Grauer Star: Medikament könnte OP ersetzen
Der Graue Star ist die häufigste Ursache für Erblindung. Die Hälfte aller Menschen über 70 Jahren ist weltweit von der Linsentrübung betroffen. Bisher konnte nur eine Operation, bei der ein künstliches Linsenimplantat eingesetzt wird, eine Erblindung durch den Katarakt verhindern. Doch möglicherweise lässt sich die Erkrankung in Zukunft auch mit Medikamenten behandeln. Ein Forscherteam um PhD Jason Gestwicki von der University of Michigan in Ann Arbor hat kürzlich einen Wirkstoff entdeckt, der die Trübung der Augenlinse im Labor und bei Mäusen verhindert und sogar nachträglich bessert. Ihre Ergebnisse veröffentlichten die Forscher im Fachmagazin „Science“.
Medikament verhindert Verklumpung von Proteinen
Die Brechkraft der Augenlinse wird durch hoch konzentrierte Proteine erzeugt. Diese Proteine müssen in gelöstem Zustand bleiben, damit die Linse transparent bleibt. Dafür sorgen die beiden Schutzeiweiße A-Crystallin (cryAA) und B-Crystallin (cryAB). Versagen diese Kristalline, so verklumpen die Proteine, und die Linse trübt sich. Das Team um Gestwicki suchte nun nach Stoffen, welche die Schutzeiweiße stabilisieren und damit eine Fehlfaltung verhindern.

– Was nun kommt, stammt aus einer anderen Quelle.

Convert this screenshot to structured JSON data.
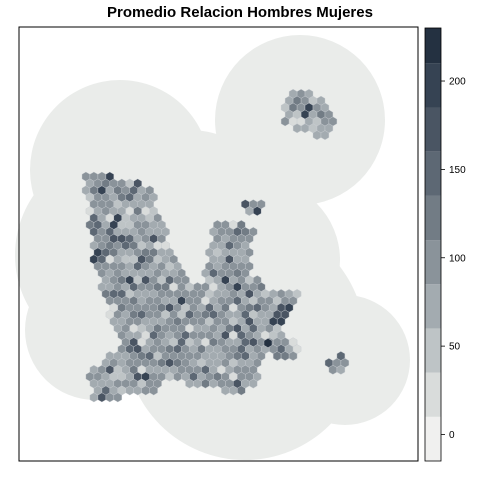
{
  "title": "Promedio Relacion Hombres Mujeres",
  "colorbar": {
    "ticks": [
      {
        "value": 0,
        "label": "0"
      },
      {
        "value": 50,
        "label": "50"
      },
      {
        "value": 100,
        "label": "100"
      },
      {
        "value": 150,
        "label": "150"
      },
      {
        "value": 200,
        "label": "200"
      }
    ],
    "range": [
      -15,
      230
    ],
    "bins": [
      {
        "from": -15,
        "to": 10,
        "color": "#f0f0ef"
      },
      {
        "from": 10,
        "to": 35,
        "color": "#d9dcdb"
      },
      {
        "from": 35,
        "to": 60,
        "color": "#bec4c6"
      },
      {
        "from": 60,
        "to": 85,
        "color": "#a3abb0"
      },
      {
        "from": 85,
        "to": 110,
        "color": "#8a939a"
      },
      {
        "from": 110,
        "to": 135,
        "color": "#727c85"
      },
      {
        "from": 135,
        "to": 160,
        "color": "#5d6874"
      },
      {
        "from": 160,
        "to": 185,
        "color": "#4a5563"
      },
      {
        "from": 185,
        "to": 210,
        "color": "#364353"
      },
      {
        "from": 210,
        "to": 230,
        "color": "#243141"
      }
    ]
  },
  "colors": {
    "background_region": "#eaecea",
    "frame": "#000000",
    "hex_stroke": "#c8ccd0"
  }
}
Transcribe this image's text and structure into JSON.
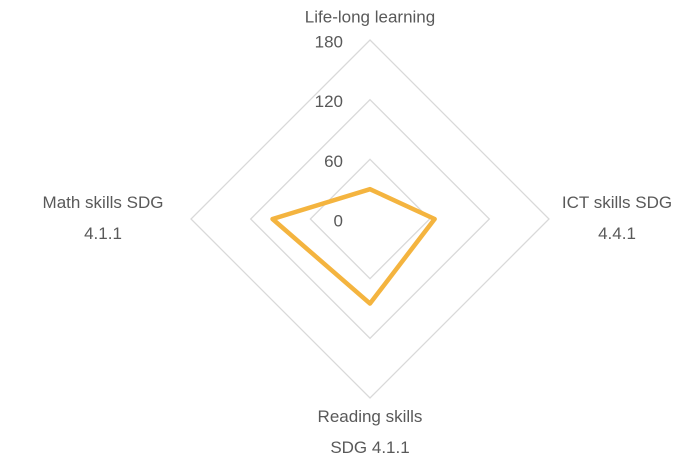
{
  "chart_data": {
    "type": "radar",
    "categories": [
      [
        "Life-long learning"
      ],
      [
        "ICT skills SDG",
        "4.4.1"
      ],
      [
        "Reading skills",
        "SDG 4.1.1"
      ],
      [
        "Math skills SDG",
        "4.1.1"
      ]
    ],
    "series": [
      {
        "color": "#f4b43f",
        "values": [
          30,
          65,
          85,
          98
        ]
      }
    ],
    "rlim": [
      0,
      180
    ],
    "rticks": [
      0,
      60,
      120,
      180
    ],
    "grid": true
  }
}
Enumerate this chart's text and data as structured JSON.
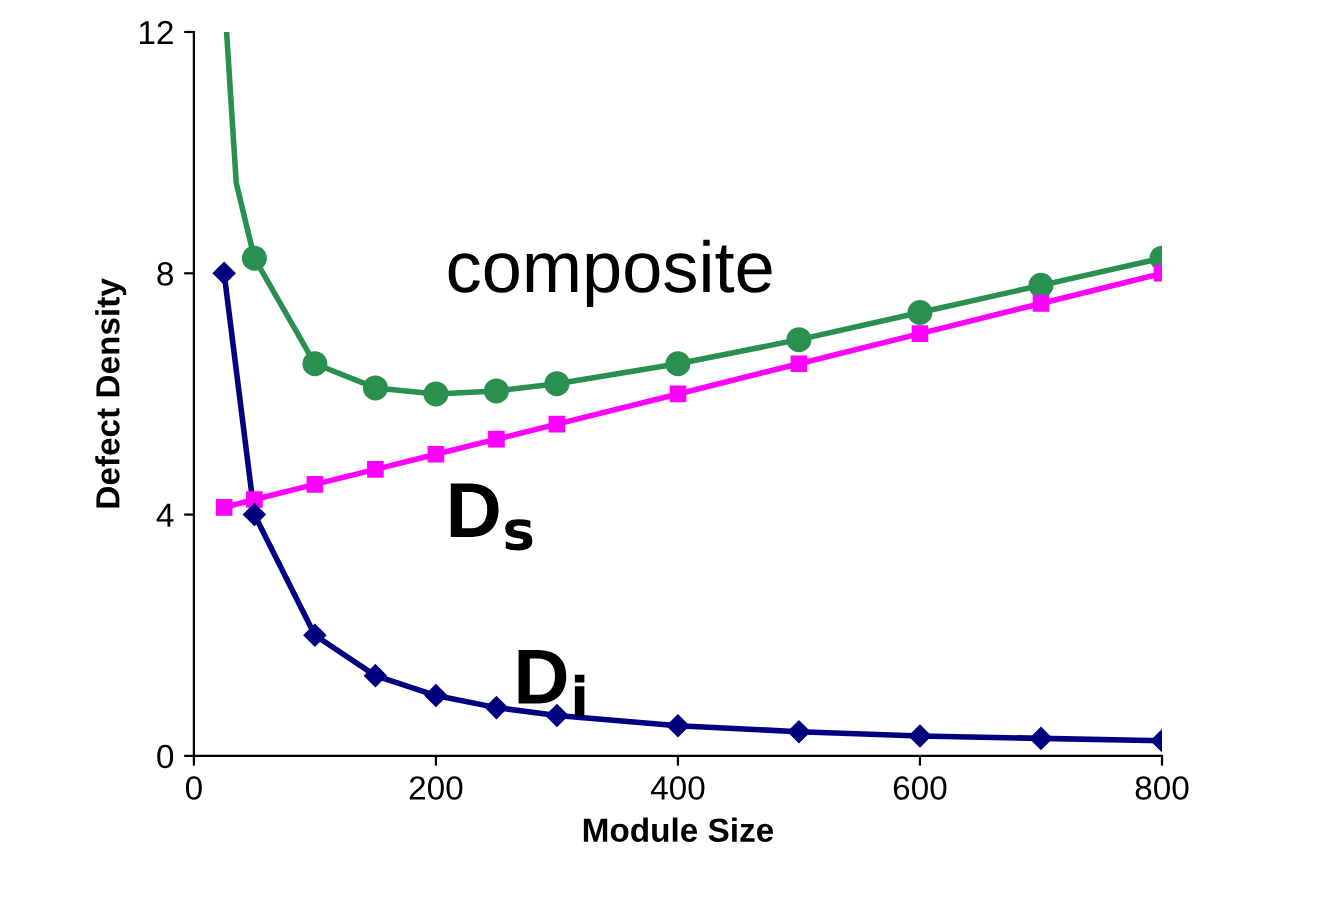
{
  "chart_data": {
    "type": "line",
    "xlabel": "Module Size",
    "ylabel": "Defect Density",
    "xlim": [
      0,
      800
    ],
    "ylim": [
      0,
      12
    ],
    "xticks": [
      0,
      200,
      400,
      600,
      800
    ],
    "yticks": [
      0,
      4,
      8,
      12
    ],
    "grid": false,
    "legend": false,
    "series": [
      {
        "name": "composite",
        "color": "#2a9050",
        "marker": "circle",
        "x": [
          27,
          35,
          50,
          100,
          150,
          200,
          250,
          300,
          400,
          500,
          600,
          700,
          800
        ],
        "values": [
          12,
          9.5,
          8.25,
          6.5,
          6.1,
          6,
          6.05,
          6.17,
          6.5,
          6.9,
          7.35,
          7.8,
          8.25
        ]
      },
      {
        "name": "D$_{s}$",
        "color": "#ff00ff",
        "marker": "square",
        "x": [
          25,
          50,
          100,
          150,
          200,
          250,
          300,
          400,
          500,
          600,
          700,
          800
        ],
        "values": [
          4.12,
          4.25,
          4.5,
          4.75,
          5,
          5.25,
          5.5,
          6,
          6.5,
          7,
          7.5,
          8
        ]
      },
      {
        "name": "D$_{i}$",
        "color": "#000080",
        "marker": "diamond",
        "x": [
          25,
          50,
          100,
          150,
          200,
          250,
          300,
          400,
          500,
          600,
          700,
          800
        ],
        "values": [
          8,
          4,
          2,
          1.33,
          1,
          0.8,
          0.67,
          0.5,
          0.4,
          0.33,
          0.29,
          0.25
        ]
      }
    ]
  }
}
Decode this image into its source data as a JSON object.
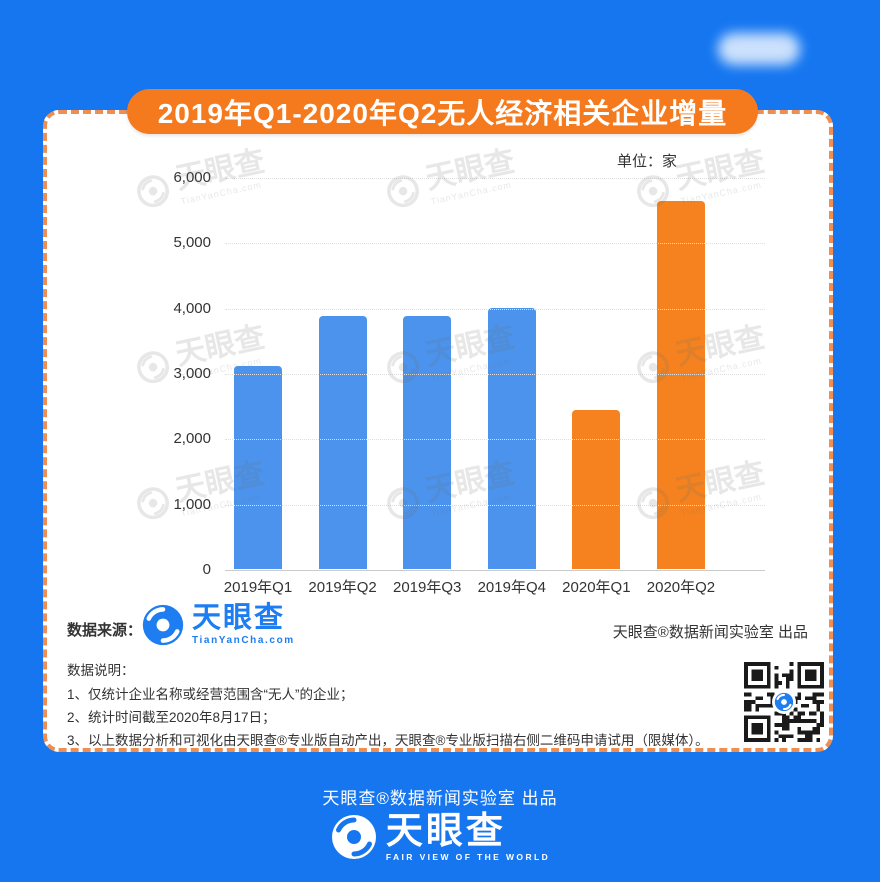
{
  "banner": {
    "title": "2019年Q1-2020年Q2无人经济相关企业增量"
  },
  "chart_data": {
    "type": "bar",
    "title": "2019年Q1-2020年Q2无人经济相关企业增量",
    "unit_label": "单位：家",
    "categories": [
      "2019年Q1",
      "2019年Q2",
      "2019年Q3",
      "2019年Q4",
      "2020年Q1",
      "2020年Q2"
    ],
    "values": [
      3100,
      3880,
      3880,
      4000,
      2440,
      5630
    ],
    "bar_colors": [
      "#4B93EC",
      "#4B93EC",
      "#4B93EC",
      "#4B93EC",
      "#F5821E",
      "#F5821E"
    ],
    "ylim": [
      0,
      6000
    ],
    "y_ticks": [
      0,
      1000,
      2000,
      3000,
      4000,
      5000,
      6000
    ],
    "xlabel": "",
    "ylabel": "",
    "grid": "horizontal-dotted",
    "legend": "none"
  },
  "source_row": {
    "label": "数据来源：",
    "logo": {
      "name": "天眼查",
      "domain": "TianYanCha.com"
    },
    "credit": "天眼查®数据新闻实验室 出品"
  },
  "notes": {
    "heading": "数据说明：",
    "items": [
      "1、仅统计企业名称或经营范围含“无人”的企业；",
      "2、统计时间截至2020年8月17日；",
      "3、以上数据分析和可视化由天眼查®专业版自动产出，天眼查®专业版扫描右侧二维码申请试用（限媒体）。"
    ]
  },
  "footer": {
    "credit": "天眼查®数据新闻实验室 出品",
    "logo_name": "天眼查",
    "logo_tagline": "FAIR VIEW OF THE WORLD"
  },
  "watermark": {
    "text": "天眼查",
    "subtext": "TianYanCha.com"
  },
  "icons": {
    "logo_swirl": "tianyancha-swirl-icon",
    "qr": "qr-code"
  },
  "colors": {
    "background": "#1576F0",
    "accent_orange": "#F5791D",
    "dashed_border": "#EE8E52",
    "bar_blue": "#4B93EC",
    "bar_orange": "#F5821E",
    "logo_blue": "#1E7DF0"
  }
}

Sie fanden eine Substanz, die im Labor die Bildung von Eiweißklumpen verhinderte und sogar bereits bestehende Klumpen auflöste. Diese Substanz testeten die Forscher zunächst an genveränderten Mäusen, die wegen eines cryAB-Defekts schon früh an Grauem Star erkrankten. Wie sich zeigte, konnte der Zustand der Linsen durch die Behandlung innerhalb von zwei Wochen deutlich verbessert werden. Zudem bestätigten die Forscher den Effekt auch an Mäusen mit einem cryAA-Defekt sowie auch an gewöhnlichen Mäusen, die den Katarakt altersbedingt entwickeln.
Schließlich testeten die Wissenschaftler den Stoff am Inhalt von Augenlinsen, die älteren Menschen entfernt worden waren. Auch hier zeigte sich, dass die Menge aller löslichen Proteine gesteigert werden konnte, immerhin um 18 Prozent. Damit kann das Präparat nach Ansicht der Studienautoren eine vielversprechende Spur zu einer nicht-operativen Therapie sein, und zwar sowohl bei erblichem als auch bei altersbedingtem Grauen Star.
Grauer Star: Hoffnung auf neue Therapiemöglichkeiten
Auch Professor Roy Quinlan von der britischen Durham University erklärte in einem Kommentar zur Studie, die Resultate könnten die medikamentöse Therapie von Grauem Star anschieben. „Das sind erste wichtige Experimente“, sagt auch Johannes Buchner vom Lehrstuhl für Biotechnologie der Technischen Universität München, der nicht an der Studie beteiligt war. „Sie zeigen überraschend positive und starke Effekte.“ Die Hinweise seien sehr ermutigend, müssten aber in weiteren Studien bestätigt werden. Insgesamt sei das Interesse von Patienten an einer Alternative zur Augenoperation sehr groß.